When IndexedDB is unavailable (Firefox private browsing, storage disabled, quota exceeded), the system falls back to encoding key material in the service worker URL as query parameters:

Param Contents
k Base64url AES-256 key
h Base64url 64-byte header
u Ciphertext URL
n Filename
t Content type
c Session creation timestamp (ms)
exp Requested session expiry timestamp (ms)

This weakens E2E guarantees. The key appears in:

  • Browser address bar and history
  • Proxy / CDN query-string logs
  • Referer headers on navigation (mitigated by Referrer-Policy: no-referrer on SW responses)
  • Screen recordings

The browser UI shows a warning when this fallback activates. Third-party clients should use the postMessage channel instead of URL parameters.

Session Lifetime

The service worker holds decryption sessions in memory with two expiration rules:

Rule Value Purpose
Idle TTL 30 minutes Session expires after 30 min of no download requests. Each request resets the idle timer.
Absolute max 7 days Session expires 7 days after creation even if activity continues.
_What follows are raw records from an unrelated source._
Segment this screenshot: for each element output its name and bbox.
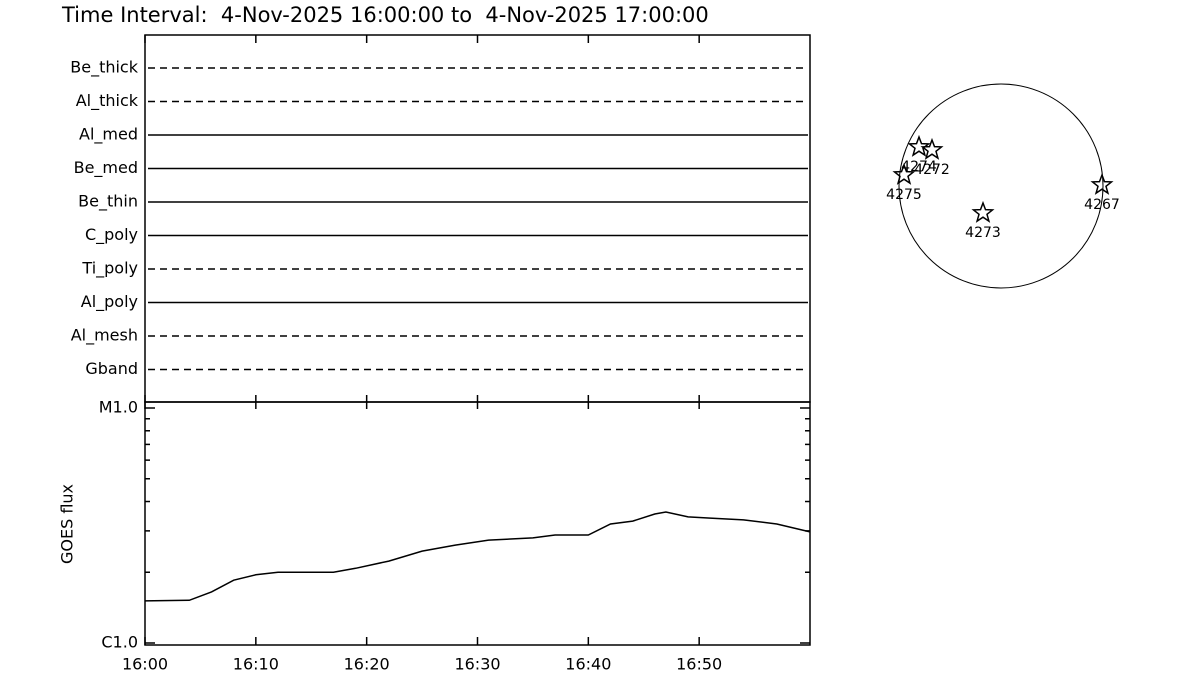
x-tick-label: 16:40 [565,655,611,674]
x-tick-label: 16:10 [233,655,279,674]
region-label: 4274 [901,159,937,175]
filter-label: C_poly [85,225,138,245]
x-tick-label: 16:00 [122,655,168,674]
region-label: 4272 [914,162,950,178]
region-label: 4275 [886,187,922,203]
filter-label: Be_thin [78,192,138,212]
filter-label: Al_poly [81,292,138,312]
filter-label: Be_med [74,158,138,178]
solar-disk [898,83,1104,289]
region-star [920,137,944,160]
filter-label: Al_mesh [71,326,138,346]
filter-label: Ti_poly [81,259,138,279]
filter-label: Al_thick [76,91,139,111]
x-tick-label: 16:30 [454,655,500,674]
region-star [1090,172,1114,195]
goes-panel [144,401,811,646]
goes-flux-curve [144,511,811,602]
filter-label: Be_thick [70,58,138,78]
region-star [892,162,916,185]
x-tick-label: 16:50 [676,655,722,674]
filter-panel [144,34,811,403]
filter-label: Al_med [79,125,138,145]
y-axis-label: GOES flux [58,484,77,564]
filter-label: Gband [85,359,138,378]
y-tick-label: C1.0 [101,633,138,652]
x-tick-label: 16:20 [344,655,390,674]
region-label: 4273 [965,225,1001,241]
region-star [971,200,995,223]
region-star [907,134,931,157]
y-tick-label: M1.0 [99,398,138,417]
region-label: 4267 [1084,197,1120,213]
time-interval-title: Time Interval: 4-Nov-2025 16:00:00 to 4-… [61,3,709,27]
During active downloads, the SW periodically refreshes the persisted IndexedDB lease (about once per minute) so very large transfers do not expire mid-stream. Expired sessions are purged from both memory and IndexedDB on the next request.

File Deletion

When an E2E file is deleted (file manager UI or POST /api/edit/:hname/:path with { delete: true }):

  1. The res row is removed.
  2. The e2e_file_meta row is automatically removed (ON DELETE CASCADE).
  3. The ciphertext file is deleted from disk.

No special E2E-specific deletion endpoint is needed.

Service Worker Routes

The browser decrypt UI registers a service worker that intercepts fetch requests matching these prefixes:

  • /e2edown/handleFileDecryptage/:token — production decrypt
  • /e2etest/handleFileDecryptage/:token — sandbox/test decrypt

The SW decrypts ciphertext on the fly and streams plaintext back to the browser, supporting Range requests for seeking in media files.

Third-party clients do not need the service worker. Fetch ciphertext directly from /s/:token with Range headers and decrypt in your own code.